Apache Spark is a powerful open-source unified analytics engine for large-scale data processing. It provides high-level APIs in Java, Scala, Python, and R, and an optimized engine that supports general execution graphs. Spark is designed for both batch and streaming data processing, and it's significantly faster than traditional big data processing frameworks.
This cluster is deployed with Apache Spark in standalone cluster mode, consisting of a Master node and two Worker nodes. The standalone cluster manager is a simple way to run Spark in a distributed environment, providing easy setup and management for Spark applications.
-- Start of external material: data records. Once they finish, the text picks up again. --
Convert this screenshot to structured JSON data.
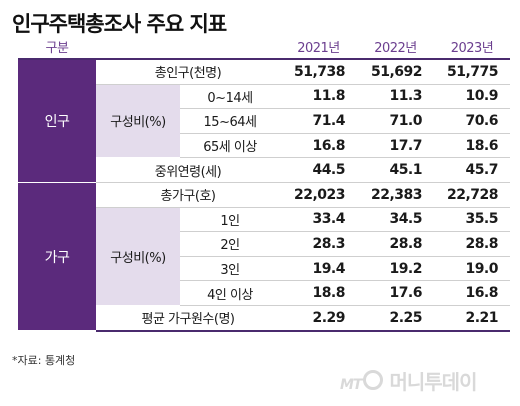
{
  "title": "인구주택총조사 주요 지표",
  "header": {
    "gubun": "구분",
    "years": [
      "2021년",
      "2022년",
      "2023년"
    ]
  },
  "groups": {
    "population": "인구",
    "household": "가구"
  },
  "rows": {
    "total_pop": {
      "label": "총인구(천명)",
      "values": [
        "51,738",
        "51,692",
        "51,775"
      ]
    },
    "pop_ratio": {
      "label": "구성비(%)"
    },
    "age_0_14": {
      "label": "0~14세",
      "values": [
        "11.8",
        "11.3",
        "10.9"
      ]
    },
    "age_15_64": {
      "label": "15~64세",
      "values": [
        "71.4",
        "71.0",
        "70.6"
      ]
    },
    "age_65": {
      "label": "65세 이상",
      "values": [
        "16.8",
        "17.7",
        "18.6"
      ]
    },
    "median_age": {
      "label": "중위연령(세)",
      "values": [
        "44.5",
        "45.1",
        "45.7"
      ]
    },
    "total_hh": {
      "label": "총가구(호)",
      "values": [
        "22,023",
        "22,383",
        "22,728"
      ]
    },
    "hh_ratio": {
      "label": "구성비(%)"
    },
    "hh_1": {
      "label": "1인",
      "values": [
        "33.4",
        "34.5",
        "35.5"
      ]
    },
    "hh_2": {
      "label": "2인",
      "values": [
        "28.3",
        "28.8",
        "28.8"
      ]
    },
    "hh_3": {
      "label": "3인",
      "values": [
        "19.4",
        "19.2",
        "19.0"
      ]
    },
    "hh_4": {
      "label": "4인 이상",
      "values": [
        "18.8",
        "17.6",
        "16.8"
      ]
    },
    "avg_hh": {
      "label": "평균 가구원수(명)",
      "values": [
        "2.29",
        "2.25",
        "2.21"
      ]
    }
  },
  "source": "*자료: 통계청",
  "watermark": {
    "mt": "MT",
    "name": "머니투데이"
  },
  "colors": {
    "accent": "#5b2a7c",
    "sub_bg": "#e4dcec",
    "header_text": "#6b3e8f"
  }
}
Scala, a multi-paradigm programming language, is integral to Apache Spark. It combines object-oriented and functional programming in a concise, high-level language that runs on the Java Virtual Machine (JVM). Spark itself is written in Scala, and while Spark supports multiple languages, Scala provides the most natural and performant interface to Spark's APIs.
The minimum RAM requirement for the worker nodes is 4GB RAM to ensure that jobs can run on the workers without encountering memory constraints. This configuration allows for efficient processing of moderately sized datasets and complex analytics tasks.
NGINX is installed on the master node as a reverse proxy to the worker nodes. The user interface URL is the domain (or rDNS value if no domain was entered). The workers are available via this reverse proxy setup. To access the UI on the master, you will need to provide the username and password that were specified during the cluster deployment. These credentials are also available at /home/$USER/.credentials
for reference.
A Let's Encrypt Certificate is installed in the NGINX configuration. Using NGINX as a revewrse proxy allows for both authentication to the front-end UI, and simplicity when it comes to renewing the Let's Encrypt certificates for HTTPS.
- Ubuntu 22.04 LTS
Software | Version | Description |
---|---|---|
Apache Spark | 3.4 | Unified analytics engine for large-scale data processing |
Java OpenJDK | 11.0 | Runtime environment for Spark |
Scala | 2.11 | Programming language that Spark is built with, providing a powerful interface to Spark's APIs |
NGINX | 1.18 | High-performance HTTP server and reverse proxy |
UFW | Uncomplicated Firewall for managing firewall rules | |
Fail2ban | Intrusion prevention software framework for protection against brute-force attacks |
Customers can choose to the deploy the Apache Spark app through the Linode Marketplace or directly using API. Before using the commands below, you will need to create an API token or configure linode-cli on an environment.
Make sure that the following values are updated at the top of the code block before running the commands:
SHELL:
# user defined
export TOKEN="your api token"
export ROOT_PASS="aComplexP@ssword"
export SUDO_USERNAME="admin"
export CLUSTER_NAME="name of your cluster"
export LABEL="cluster label"
export SPARK_USER="spark username"
export REGION="datacenter region"
curl -H "Content-Type: application/json" \
-H "Authorization: Bearer $TOKEN" \
-X POST -d '{
"authorized_users": [
"yourUser"
],
"backups_enabled": false,
"booted": true,
"image": "linode/ubuntu22.04",
"label": "apache-spark-cluster",
"private_ip": false,
"region": "${REGION}",
"root_pass": "${ROOT_PASS}",
"stackscript_data": {
"add_ssh_keys": "yes",
"cluster_size": "3",
"token_password": "${TOKEN}",
"cluster_name": "${CLUSTER_NAME}",
"sudo_username": "${SUDO_USERNAME}",
"soa_email_address": "${SOA_EMAIL_ADDRESS}",
"spark_user": "${SPARK_USER}"
},
"stackscript_id": 1403818,
"tags": [
"yourtag"
],
"type": "g6-standard-2"
}' https://api.linode.com/v4/linode/instances
CLI:
linode-cli linodes create \
--authorized_users yourUser \
--backups_enabled false \
--booted true \
--image 'linode/ubuntu22.04' \
--label ${LABEL} \
--private_ip true \
--region ${REGION} \
--root_pass '${ROOT_PASS}' \
--stackscript_data '{"add_ssh_keys": "yes","cluster_size":"3","token_password":"${TOKEN_PASSWORD}","cluster_name":"${CLUSTER_NAME}","sudo_username":"${SUDO_USERNAME}","soa_email_address":"${SOA_EMAIL_ADDRESS}", "domain":"${DOMAIN}"}' \
--stackscript_id 1403818 \
--tags mytag \
--type g6-standard-2